The M.A. Human Rights programme requires residence in Erlangen for at least two semesters (from October to mid-July). FAU will do its best to assist new students in finding accommodation. However, the housing market is relatively tight and FAU neither owns nor manages own student accommodation facilities and is not allowed to act as an estate agent.

University staff will try to assist you in your search. However, they are not responsible for finding accommodation and can only make recommendations. If you need support, please fill out the form available here and send it to

Semester Ticket

In collaboration with the local transport network (VGN), Student Services Erlangen-Nürnberg is introducing a semester ticket for the winter semester 2015/16 and the summer semester 2016. All students must pay the fee for the basic ticket and may choose whether they also wish to purchase the additional ticket. Further information can be found on the university’s webpages.

German Language Courses

If you want to learn German during your studies, you can get general information on German Language Courses from the university’s language centre.

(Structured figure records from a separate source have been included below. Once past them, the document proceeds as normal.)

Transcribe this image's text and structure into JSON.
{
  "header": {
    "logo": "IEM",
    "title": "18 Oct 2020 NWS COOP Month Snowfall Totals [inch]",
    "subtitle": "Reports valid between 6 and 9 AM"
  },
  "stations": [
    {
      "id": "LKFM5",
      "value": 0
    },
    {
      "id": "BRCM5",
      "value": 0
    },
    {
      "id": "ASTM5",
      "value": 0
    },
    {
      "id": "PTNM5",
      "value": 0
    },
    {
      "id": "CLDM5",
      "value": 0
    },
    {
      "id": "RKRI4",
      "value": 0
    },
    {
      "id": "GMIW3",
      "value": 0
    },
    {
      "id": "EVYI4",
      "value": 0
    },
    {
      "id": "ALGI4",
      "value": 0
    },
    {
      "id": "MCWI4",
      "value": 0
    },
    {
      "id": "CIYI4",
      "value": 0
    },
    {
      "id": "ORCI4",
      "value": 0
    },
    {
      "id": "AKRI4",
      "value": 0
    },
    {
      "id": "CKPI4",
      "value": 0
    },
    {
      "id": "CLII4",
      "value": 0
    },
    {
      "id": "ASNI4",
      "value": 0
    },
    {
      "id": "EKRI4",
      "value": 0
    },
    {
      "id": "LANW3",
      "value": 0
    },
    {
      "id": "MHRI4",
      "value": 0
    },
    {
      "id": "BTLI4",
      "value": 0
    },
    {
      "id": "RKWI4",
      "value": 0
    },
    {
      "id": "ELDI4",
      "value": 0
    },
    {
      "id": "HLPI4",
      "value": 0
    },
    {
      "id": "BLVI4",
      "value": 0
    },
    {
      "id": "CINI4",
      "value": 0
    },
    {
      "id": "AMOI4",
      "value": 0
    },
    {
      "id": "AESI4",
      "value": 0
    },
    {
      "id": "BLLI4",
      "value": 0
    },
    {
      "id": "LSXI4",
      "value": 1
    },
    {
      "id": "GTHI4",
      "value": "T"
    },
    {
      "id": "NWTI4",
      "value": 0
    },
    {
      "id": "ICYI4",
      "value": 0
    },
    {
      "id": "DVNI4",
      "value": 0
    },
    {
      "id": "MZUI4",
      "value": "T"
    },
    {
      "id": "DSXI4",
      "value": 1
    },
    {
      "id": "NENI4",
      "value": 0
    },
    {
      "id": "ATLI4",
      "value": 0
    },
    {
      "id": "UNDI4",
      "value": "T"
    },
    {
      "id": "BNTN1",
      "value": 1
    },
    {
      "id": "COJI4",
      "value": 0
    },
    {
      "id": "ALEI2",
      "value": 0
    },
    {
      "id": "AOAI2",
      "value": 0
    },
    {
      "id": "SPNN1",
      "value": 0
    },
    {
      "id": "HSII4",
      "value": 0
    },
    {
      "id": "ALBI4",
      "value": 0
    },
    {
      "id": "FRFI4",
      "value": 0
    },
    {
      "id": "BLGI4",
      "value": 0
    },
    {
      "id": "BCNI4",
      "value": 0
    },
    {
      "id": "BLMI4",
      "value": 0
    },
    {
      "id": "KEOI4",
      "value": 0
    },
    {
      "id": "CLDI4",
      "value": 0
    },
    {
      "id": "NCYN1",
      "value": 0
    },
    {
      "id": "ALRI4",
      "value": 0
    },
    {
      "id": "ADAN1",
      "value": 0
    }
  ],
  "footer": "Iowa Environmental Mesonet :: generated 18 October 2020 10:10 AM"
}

Outside of the university, you can also attend German courses provided by, for example, a “Volkshochschule” (public adult education institutions) or various private language centres.

About the University

Founded in 1743, Friedrich-Alexander-University Erlangen-Nürnberg (FAU) is one of the top research universities in Germany with almost 40,000 students. With five faculties, the university offers classes and research opportunities in a wide range of subjects. At Master’s level in particular, many subjects are taught entirely in English.

FAU offers outstanding research conditions for graduate students, doctoral candidates and young researchers. It provides a state-of-the-art scientific infrastructure as well as intensive research mentoring and support. FAU students receive world-class training in an inspiring environment with access to exciting international exchange opportunities and excellent career prospects. The University’s global vision is exemplified by its successful FAU Busan Campus in South Korea. FAU benefits from international, national and regional collaborations with other renowned research institutions.

The Cities of Erlangen and Nuremberg

The main university campus is located in Erlangen, a charming town at the heart of the Metropolitan Region Nuremberg with approximately 100,000 inhabitants. The city – home of the Huguenots, cyclists and Siemens – hosts a vibrant student life and cultural scene. “Franconian Switzerland”, a paradise for climbers and walkers, offers many outdoor activities right around the corner.

The city of Nuremberg (German: Nürnberg) is just south of Erlangen, with a population of half a million and a distinct metropolitan flair. It is not only known for its Market (‘Christkindlesmarkt’), but also for theaters, museums, music festivals and other cultural events. The medieval walled city of Nuremberg, famous for Albrecht Dürer and the Nuremberg Renaissance, continues to thrill tourists all year round.

In 1933, the National Socialists made Nuremberg the “City of the Party Rallies” and adopted the racial laws in contempt of humanity here in 1935. After the end of the war, the allies tried the main Nazi war criminals in the Nuremberg Palace of Justice. The “Nuremberg Trials” paved the way for today’s international criminal law. Accepting its historic responsibility, Nuremberg endeavours to become a “City of Peace and Human Rights” today. The Documentation Centre Party Rally Grounds, the “Memorial Nuremberg Trials” in the world-famous Court Room 600 in the Nuremberg Palace of Justice, the “Way of Human Rights” in the city’s centre, the biannual Nuremberg International Human Rights Award, the Nuremberg International Human Rights Film Festival and the Nuremberg Human Rights Centre are some of the important elements of these endeavours.

Students will find the academic setting of Erlangen combined with the past and present of Nuremberg to be the perfect environment for a successful and enriching experience of learning about human rights.